To be clear, the food from a plant where infection pops up doesn’t pose health concerns because by all accounts Covid-19 isn’t a food-borne illness. Supplies from a farm or a production plant with a confirmed case can still be sent out for distribution.

And it’s important to note that so far there’s been no major interruptions to food supplies. Inventories are still ample, and major bottlenecks have not yet developed in the supply chains, which tend to react quickly to changing situations.

Still, there is a risk to continued production. When a worker gets sick, the employee and every person they’ve come into contact with has to be quarantined. That could mean limited impact in some cases, like at the Sanderson factory, where the infected individual’s work was contained to one small processing table. But the more employee mingling there is, the bigger the threat to production.

“One of our beef plants feeds 22 million people per day, so it’s vital that these plants stay open,” Dave MacLennan, CEO of Cargill Inc., the world’s largest agricultural commodities trader, said in a recent Bloomberg Television interview.

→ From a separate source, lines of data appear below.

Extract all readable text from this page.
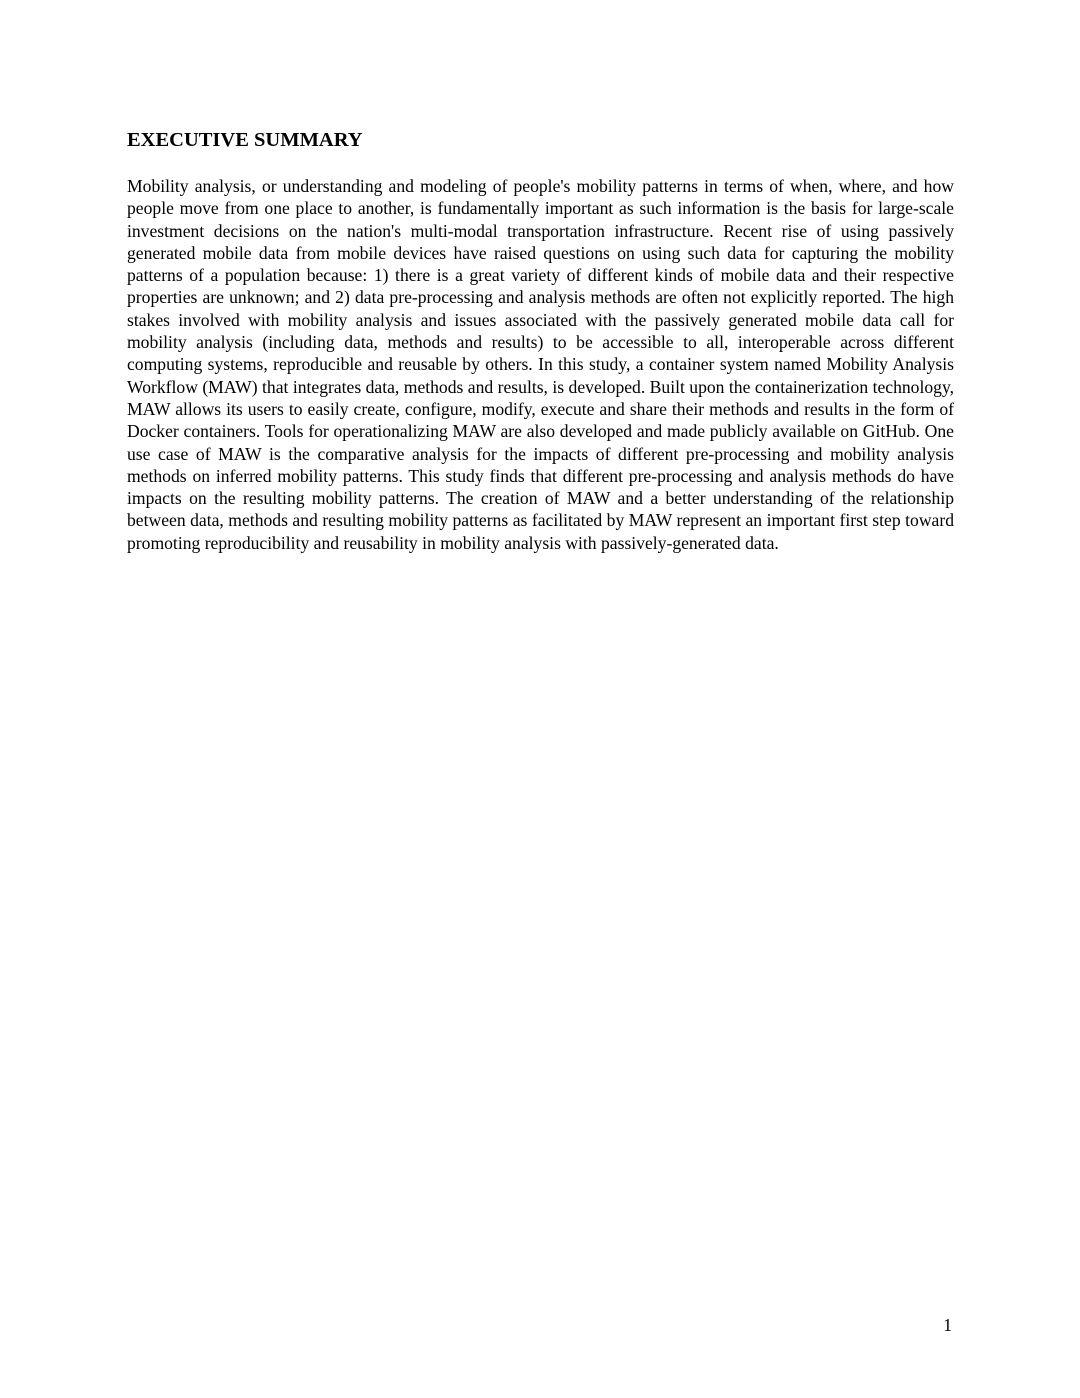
EXECUTIVE SUMMARY

Mobility analysis, or understanding and modeling of people's mobility patterns in terms of when, where, and how people move from one place to another, is fundamentally important as such information is the basis for large-scale investment decisions on the nation's multi-modal transportation infrastructure. Recent rise of using passively generated mobile data from mobile devices have raised questions on using such data for capturing the mobility patterns of a population because: 1) there is a great variety of different kinds of mobile data and their respective properties are unknown; and 2) data pre-processing and analysis methods are often not explicitly reported. The high stakes involved with mobility analysis and issues associated with the passively generated mobile data call for mobility analysis (including data, methods and results) to be accessible to all, interoperable across different computing systems, reproducible and reusable by others. In this study, a container system named Mobility Analysis Workflow (MAW) that integrates data, methods and results, is developed. Built upon the containerization technology, MAW allows its users to easily create, configure, modify, execute and share their methods and results in the form of Docker containers. Tools for operationalizing MAW are also developed and made publicly available on GitHub. One use case of MAW is the comparative analysis for the impacts of different pre-processing and mobility analysis methods on inferred mobility patterns. This study finds that different pre-processing and analysis methods do have impacts on the resulting mobility patterns. The creation of MAW and a better understanding of the relationship between data, methods and resulting mobility patterns as facilitated by MAW represent an important first step toward promoting reproducibility and reusability in mobility analysis with passively-generated data.

1
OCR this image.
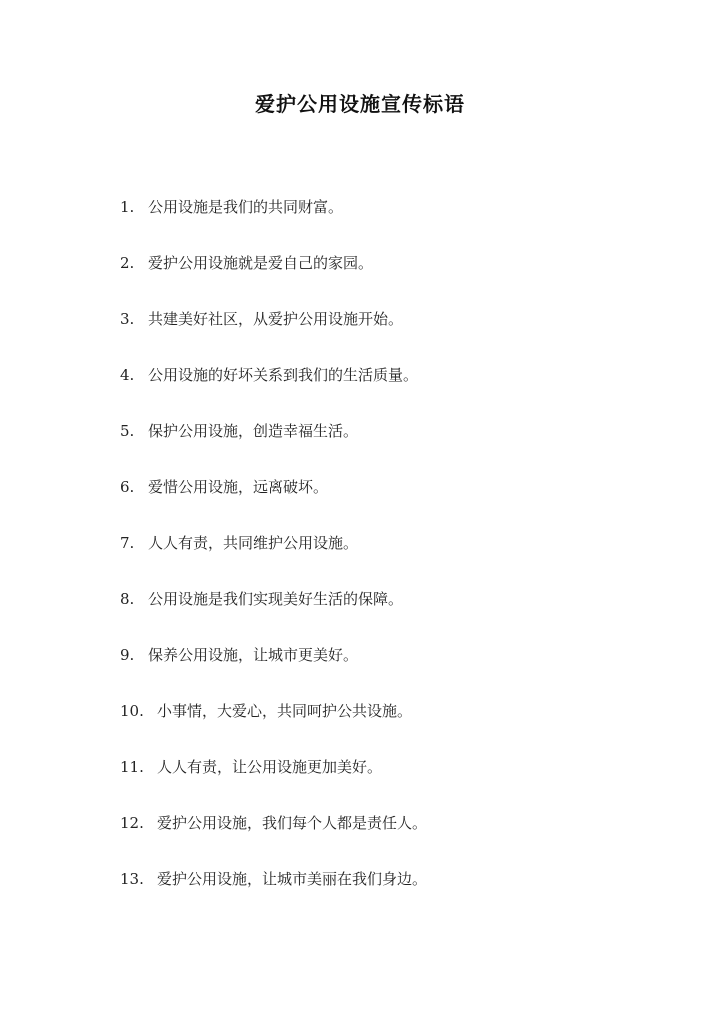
爱护公用设施宣传标语
1. 公用设施是我们的共同财富。
2. 爱护公用设施就是爱自己的家园。
3. 共建美好社区，从爱护公用设施开始。
4. 公用设施的好坏关系到我们的生活质量。
5. 保护公用设施，创造幸福生活。
6. 爱惜公用设施，远离破坏。
7. 人人有责，共同维护公用设施。
8. 公用设施是我们实现美好生活的保障。
9. 保养公用设施，让城市更美好。
10. 小事情，大爱心，共同呵护公共设施。
11. 人人有责，让公用设施更加美好。
12. 爱护公用设施，我们每个人都是责任人。
13. 爱护公用设施，让城市美丽在我们身边。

At many meat-processing plants, workers are “essentially elbow to elbow,” said Thomas Hesse, president of United Food and Commercial Workers Union Local 401, the largest private-sector union in Western Canada that represents 32,000 members, mostly in food processing and retailing. Though employees are usually wearing protective gear, the risk of contagion is difficult to completely eliminate.

“There’s an underlying tension, there’s fear and there’s anxiety,” Hesse said, calling on employers to act more diligently to keep workers safe, including by increasing the space between work stations.

Moves like that would likely hamper output though. It’s a tricky balance for producers who are prioritizing worker safety but also trying to meet the huge surge in demand that the virus has unleashed. Grocery store shelves across the world are running empty as consumers load their pantries in anticipation of long lockdown periods.

Just about every major agricultural and food producer is stepping up its sanitary procedures to keep workers from getting infected. Companies are enforcing hand washing, spraying down plants and break rooms and wiping down doorknobs. Workers are covered in head-to-toe protective gear, shifts are staggered and lunch breaks are taken alone.

In Sabah, the state that churns out about a quarter of Malaysia’s palm oil, the local government ordered plantations and factories in three districts to shut after some workers tested positive for Covid-19. To avoid further disruption, the country’s industry is in a desperate bid to “starve the virus,” disinfecting tractors, providing workers with antibacterial body soap and distributing face masks to employees and their families, said Joseph Tek, CEO of palm-oil producer IJM Plantations Bhd.

It’s hard to say if all that will be enough. Given the real possibility of an illness-driven labor crunch, some companies are stepping up hiring now to prepare.

Steve Cahillane, CEO of Kellogg Co., said bringing in additional workers is part of the company’s “mitigation plans,” without specifying how many employees have been added.

“We’re going to see some creative solutions where folks that are being laid off are going to be able to find new opportunities that continue to support the essential critical infrastructure,” said Mary Coppola of the United Fresh Produce Association. Many food companies will be trying to aggressively hire, including in distribution centers and in retail stores, she said.

But it may not be that easy to lure people into the field. For all their import, these are not glamorous jobs.